Святая грешница, стр. 35

Прощаясь, он чувственно и осторожно поцеловал меня. Как они оба заботливы, подумала я. Очищенный грецкий орех выглядит, словно человеческий мозг, и делится на две половинки. Так и я делила себя между двумя мужчинами. Они были такими разными и одновременно дополняли друг друга. Я не могла быть только с одним из них — сразу становилась лишь половинкой грецкого ореха…

Я теперь ходила на прогулки одна и чаще гуляла по парку. Однажды добрела до самого конца и где-то около стены увидела гипсовую скульптуру Божьей Матери. Из-под голубого одеяния выглядывали босые ноги. Она наступала ими на змею, державшую яблоко… Это лицо с пустыми глазами не соответствовало драматическому языку сцены. Гораздо больше выражения было в злых глазках змеи, которая крепко держала это яблоко, и было видно, что ни за что его не выпустит. Я долго стояла, не в силах сдвинуться с места, и неожиданно поняла, что хочу спросить у этой гипсовой куклы, где ее сын…

Пан Роберт продолжал приезжать и делать со мной упражнения. Я все еще не могла держать ручку, не очень-то удавалось и печатать на машинке, пальцы сбивались и цепляли клавиши. Как только мы остались вдвоем, пан Роберт ожил. Он начал мне рассказывать о себе, и надо признать, ему было о чем рассказывать. Вечно с ним что-то случалось. Недавно приобрел машину и открыл для себя, что автомобили — его хобби. Другим его хобби были женщины, бабоньки, как говорил он.

— Бабоньки до тридцати пахнут пеленками, а под сорок уже мускусом.

— Ну, значит, мое общество для пана не очень приятно, — со смехом сказала я, — ведь я отношусь ко второй группе.

— Пани — феномен природы, — произнес он серьезно. — Если бы мне пришлось выступить в роли эксперта, то я бы дал вам двадцать восемь, потолок — тридцать…

— Выходит, я еще имею у вас шанс?

Тогда он посмотрел мне в глаза. Что-то в этом взгляде было такое, отчего я на секунду как бы потеряла равновесие.
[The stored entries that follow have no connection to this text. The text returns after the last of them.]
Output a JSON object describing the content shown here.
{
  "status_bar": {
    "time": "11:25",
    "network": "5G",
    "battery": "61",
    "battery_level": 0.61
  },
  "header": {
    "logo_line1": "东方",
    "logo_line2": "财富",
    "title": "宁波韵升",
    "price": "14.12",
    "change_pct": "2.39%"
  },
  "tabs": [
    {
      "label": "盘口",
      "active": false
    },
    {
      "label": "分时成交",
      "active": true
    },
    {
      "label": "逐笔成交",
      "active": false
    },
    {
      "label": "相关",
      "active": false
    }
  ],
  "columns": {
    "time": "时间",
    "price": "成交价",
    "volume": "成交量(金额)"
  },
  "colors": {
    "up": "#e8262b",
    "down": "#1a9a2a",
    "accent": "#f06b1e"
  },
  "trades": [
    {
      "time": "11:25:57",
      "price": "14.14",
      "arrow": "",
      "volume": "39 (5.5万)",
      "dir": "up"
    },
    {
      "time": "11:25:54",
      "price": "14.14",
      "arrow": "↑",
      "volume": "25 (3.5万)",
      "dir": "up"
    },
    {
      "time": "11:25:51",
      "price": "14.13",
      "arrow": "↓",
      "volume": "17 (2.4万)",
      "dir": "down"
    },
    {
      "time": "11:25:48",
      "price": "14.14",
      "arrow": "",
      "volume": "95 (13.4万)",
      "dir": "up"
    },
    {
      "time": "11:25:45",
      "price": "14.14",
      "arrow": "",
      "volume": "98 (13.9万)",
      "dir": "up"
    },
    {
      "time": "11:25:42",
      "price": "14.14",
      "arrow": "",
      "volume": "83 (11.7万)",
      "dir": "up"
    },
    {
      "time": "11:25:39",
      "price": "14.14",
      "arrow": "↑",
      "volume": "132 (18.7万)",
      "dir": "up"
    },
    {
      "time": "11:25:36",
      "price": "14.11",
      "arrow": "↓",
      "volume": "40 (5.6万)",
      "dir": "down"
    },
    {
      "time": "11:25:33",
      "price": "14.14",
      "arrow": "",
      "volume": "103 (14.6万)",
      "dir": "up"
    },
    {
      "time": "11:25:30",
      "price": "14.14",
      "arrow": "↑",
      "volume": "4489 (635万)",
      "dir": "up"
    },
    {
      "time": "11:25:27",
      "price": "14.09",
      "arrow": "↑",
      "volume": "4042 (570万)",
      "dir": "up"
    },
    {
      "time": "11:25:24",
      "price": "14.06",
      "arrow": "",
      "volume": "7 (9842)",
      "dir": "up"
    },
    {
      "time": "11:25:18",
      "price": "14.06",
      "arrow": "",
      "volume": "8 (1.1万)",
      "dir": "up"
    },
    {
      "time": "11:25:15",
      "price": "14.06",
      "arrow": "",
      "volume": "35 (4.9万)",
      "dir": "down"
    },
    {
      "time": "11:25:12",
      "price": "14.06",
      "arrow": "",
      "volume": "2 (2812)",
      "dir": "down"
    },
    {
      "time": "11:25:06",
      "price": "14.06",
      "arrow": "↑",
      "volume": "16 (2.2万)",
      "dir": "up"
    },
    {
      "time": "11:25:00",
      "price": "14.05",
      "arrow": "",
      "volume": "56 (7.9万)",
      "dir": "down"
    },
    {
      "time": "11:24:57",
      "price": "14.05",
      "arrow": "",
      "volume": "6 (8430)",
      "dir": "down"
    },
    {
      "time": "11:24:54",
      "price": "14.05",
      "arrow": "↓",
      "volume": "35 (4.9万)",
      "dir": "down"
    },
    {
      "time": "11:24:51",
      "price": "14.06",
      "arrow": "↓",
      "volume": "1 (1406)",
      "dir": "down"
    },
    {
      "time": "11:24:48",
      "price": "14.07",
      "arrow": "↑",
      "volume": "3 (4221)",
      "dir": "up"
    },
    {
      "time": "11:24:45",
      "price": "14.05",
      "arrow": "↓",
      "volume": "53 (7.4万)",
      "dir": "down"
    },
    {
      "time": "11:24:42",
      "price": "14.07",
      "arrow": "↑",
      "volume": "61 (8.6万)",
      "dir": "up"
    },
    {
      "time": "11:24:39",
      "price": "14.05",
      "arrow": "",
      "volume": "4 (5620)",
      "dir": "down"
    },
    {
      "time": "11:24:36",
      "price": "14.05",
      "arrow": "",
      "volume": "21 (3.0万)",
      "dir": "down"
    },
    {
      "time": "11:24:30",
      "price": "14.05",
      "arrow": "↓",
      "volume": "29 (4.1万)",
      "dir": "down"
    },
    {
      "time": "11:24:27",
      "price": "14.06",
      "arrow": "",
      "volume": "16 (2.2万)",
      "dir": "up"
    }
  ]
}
— Некоторые даже и ничего, — тянул пан Роберт, — но не умеют за собой следить, Такие уж точно не для меня. Я люблю, чтобы бабонька была чистенькая, душистая. Но и возраст, конечно, тоже имеет значение.

— До тридцати, — с пониманием добавила я.

— Ну еще два-три года. И конец. Личико остается ничего, а вот попка начинает провисать. А для меня висящая попка — это мрак…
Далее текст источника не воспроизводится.